Кетенхейве подумал: пора выйти из игры, не принимать в этом участия, не подписывать договоров, не быть покупателем, не быть верноподданным.
Бродя по ночным, тихим улицам столицы, которой в этот час снова захотелось стать провинциальным городком, Кетенхейве предавался извечной мечте об избавлении от земных желаний. Эта мечта окрылила его, как окрыляла каждого. Шаги его гулко отдавались в тишине. Кетенхейве - аскет.
Кетенхейве - приверженец дзэна*. Кетенхейве - буддист. Кетенхейве - освободивший себя от всех желаний. Но духовное возбуждение, охватившее его, активизировало в нем все жизненные соки, его окрыленный шаг пробудил аппетит, великий освободитель духа и отрицатель бренной плоти почувствовал голод, почувствовал жажду, с его освобождением ничего не вышло, ибо, если бы оно удалось, оно должно было уже начаться, сразу, немедленно, с места в карьер. Шаги его отдавались в тишине. Гулко отдавались в тишине улицы.
Кетенхейве зашел во второй винный погребок в городе. В этом погребке было не так тихо, не так аристократично, как в первом, тут не появлялись священники, не радовали глаз маленькие девочки в красных носочках, но погребок был еще открыт и там подавали вино. За двумя столиками оживленно спорили завсегдатаи. Толстые мужчины, толстые женщины, у них были тут свои дела, они были люди с достатком, они освещали витрины, они заключили союз с дьяволом. Кетенхейве заказал себе вина и сыра. Он был доволен, что заказал только сыр.
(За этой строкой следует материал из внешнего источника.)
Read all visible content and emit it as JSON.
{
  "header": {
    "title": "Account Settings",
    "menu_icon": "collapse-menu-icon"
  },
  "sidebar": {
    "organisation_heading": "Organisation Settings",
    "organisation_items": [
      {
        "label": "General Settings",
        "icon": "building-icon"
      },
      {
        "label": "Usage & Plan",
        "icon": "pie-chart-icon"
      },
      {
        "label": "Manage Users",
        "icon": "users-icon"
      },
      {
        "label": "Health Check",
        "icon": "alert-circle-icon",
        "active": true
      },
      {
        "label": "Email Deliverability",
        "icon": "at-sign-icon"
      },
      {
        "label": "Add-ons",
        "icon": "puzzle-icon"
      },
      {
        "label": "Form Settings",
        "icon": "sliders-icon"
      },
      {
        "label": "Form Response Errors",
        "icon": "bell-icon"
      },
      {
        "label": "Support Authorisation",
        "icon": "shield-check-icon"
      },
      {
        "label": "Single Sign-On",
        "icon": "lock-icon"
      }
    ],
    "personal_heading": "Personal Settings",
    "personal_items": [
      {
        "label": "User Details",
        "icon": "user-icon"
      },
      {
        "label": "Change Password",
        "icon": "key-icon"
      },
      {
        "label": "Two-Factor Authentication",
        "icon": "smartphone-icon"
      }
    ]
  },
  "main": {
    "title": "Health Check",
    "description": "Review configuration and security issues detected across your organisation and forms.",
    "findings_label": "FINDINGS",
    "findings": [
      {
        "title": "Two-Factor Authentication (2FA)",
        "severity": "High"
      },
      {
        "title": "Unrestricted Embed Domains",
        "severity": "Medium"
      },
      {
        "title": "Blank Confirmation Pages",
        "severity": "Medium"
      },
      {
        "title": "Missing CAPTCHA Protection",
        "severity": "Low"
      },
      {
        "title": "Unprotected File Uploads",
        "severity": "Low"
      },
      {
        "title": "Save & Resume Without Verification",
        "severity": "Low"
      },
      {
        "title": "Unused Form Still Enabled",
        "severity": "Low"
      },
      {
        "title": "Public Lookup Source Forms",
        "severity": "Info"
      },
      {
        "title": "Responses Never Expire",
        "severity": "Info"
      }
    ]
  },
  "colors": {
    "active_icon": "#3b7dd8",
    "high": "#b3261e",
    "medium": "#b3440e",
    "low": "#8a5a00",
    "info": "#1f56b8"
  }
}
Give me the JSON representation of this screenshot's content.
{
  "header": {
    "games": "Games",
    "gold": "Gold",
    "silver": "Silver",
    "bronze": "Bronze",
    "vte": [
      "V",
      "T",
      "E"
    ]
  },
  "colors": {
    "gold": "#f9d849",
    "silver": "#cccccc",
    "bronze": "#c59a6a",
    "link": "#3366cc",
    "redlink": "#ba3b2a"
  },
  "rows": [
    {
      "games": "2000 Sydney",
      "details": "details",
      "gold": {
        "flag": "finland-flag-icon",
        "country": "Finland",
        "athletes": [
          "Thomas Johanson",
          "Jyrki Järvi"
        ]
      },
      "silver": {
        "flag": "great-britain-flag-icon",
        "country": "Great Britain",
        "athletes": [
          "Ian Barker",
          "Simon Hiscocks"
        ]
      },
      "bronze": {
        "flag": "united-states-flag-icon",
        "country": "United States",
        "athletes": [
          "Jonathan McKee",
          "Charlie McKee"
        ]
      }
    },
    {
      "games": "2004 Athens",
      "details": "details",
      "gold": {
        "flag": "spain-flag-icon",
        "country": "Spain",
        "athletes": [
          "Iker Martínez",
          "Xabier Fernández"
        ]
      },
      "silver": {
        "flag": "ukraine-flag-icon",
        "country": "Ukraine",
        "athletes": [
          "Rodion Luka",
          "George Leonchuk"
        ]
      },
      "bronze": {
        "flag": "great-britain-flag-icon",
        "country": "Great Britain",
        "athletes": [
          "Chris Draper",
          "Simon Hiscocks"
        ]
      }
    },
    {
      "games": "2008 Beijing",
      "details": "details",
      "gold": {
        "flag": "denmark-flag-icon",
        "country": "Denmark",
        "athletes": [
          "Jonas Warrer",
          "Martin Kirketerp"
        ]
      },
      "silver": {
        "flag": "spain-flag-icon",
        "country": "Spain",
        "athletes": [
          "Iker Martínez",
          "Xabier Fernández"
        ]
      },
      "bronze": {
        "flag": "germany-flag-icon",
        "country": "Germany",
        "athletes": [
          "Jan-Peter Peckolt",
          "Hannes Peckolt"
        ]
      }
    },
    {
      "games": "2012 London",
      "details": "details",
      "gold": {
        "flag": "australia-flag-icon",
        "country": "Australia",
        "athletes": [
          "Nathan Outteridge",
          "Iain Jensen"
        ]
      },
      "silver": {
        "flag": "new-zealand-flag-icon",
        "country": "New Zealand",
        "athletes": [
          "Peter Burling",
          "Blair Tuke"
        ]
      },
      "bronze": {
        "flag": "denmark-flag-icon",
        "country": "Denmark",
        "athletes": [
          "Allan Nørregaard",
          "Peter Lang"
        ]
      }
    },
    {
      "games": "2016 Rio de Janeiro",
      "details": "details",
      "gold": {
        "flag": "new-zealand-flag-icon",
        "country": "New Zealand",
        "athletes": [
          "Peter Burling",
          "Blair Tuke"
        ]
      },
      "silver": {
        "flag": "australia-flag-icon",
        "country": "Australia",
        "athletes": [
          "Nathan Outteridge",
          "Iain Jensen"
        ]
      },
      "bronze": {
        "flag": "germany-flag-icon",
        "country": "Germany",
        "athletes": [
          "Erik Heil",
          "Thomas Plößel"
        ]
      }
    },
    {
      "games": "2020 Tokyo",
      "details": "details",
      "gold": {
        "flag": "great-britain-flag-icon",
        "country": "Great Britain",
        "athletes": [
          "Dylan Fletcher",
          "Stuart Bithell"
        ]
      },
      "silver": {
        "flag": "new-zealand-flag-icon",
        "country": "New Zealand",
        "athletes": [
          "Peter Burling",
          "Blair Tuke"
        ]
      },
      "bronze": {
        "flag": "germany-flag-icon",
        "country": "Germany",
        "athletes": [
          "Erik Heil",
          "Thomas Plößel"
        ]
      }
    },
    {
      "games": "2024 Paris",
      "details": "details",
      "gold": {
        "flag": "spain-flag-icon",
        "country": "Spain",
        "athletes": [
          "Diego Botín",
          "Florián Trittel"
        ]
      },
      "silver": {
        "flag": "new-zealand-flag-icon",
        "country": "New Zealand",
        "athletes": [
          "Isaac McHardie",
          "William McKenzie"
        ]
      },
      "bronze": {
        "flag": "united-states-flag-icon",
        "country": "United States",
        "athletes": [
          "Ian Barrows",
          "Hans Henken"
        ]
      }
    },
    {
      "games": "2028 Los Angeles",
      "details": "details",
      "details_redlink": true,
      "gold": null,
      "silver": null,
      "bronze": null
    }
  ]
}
Буддист не хотел, чтобы ради него забивали скот. Сыр с легким запашком успокоил совесть. Кетенхейве ел его с удовольствием. На стене висел завет умирающего виноторговца своим сыновьям: «Вино можно приготовить и из винограда». Вино, которое пил Кетенхейве, было хорошим. А потом в погребок вошли девушки из Армии спасения.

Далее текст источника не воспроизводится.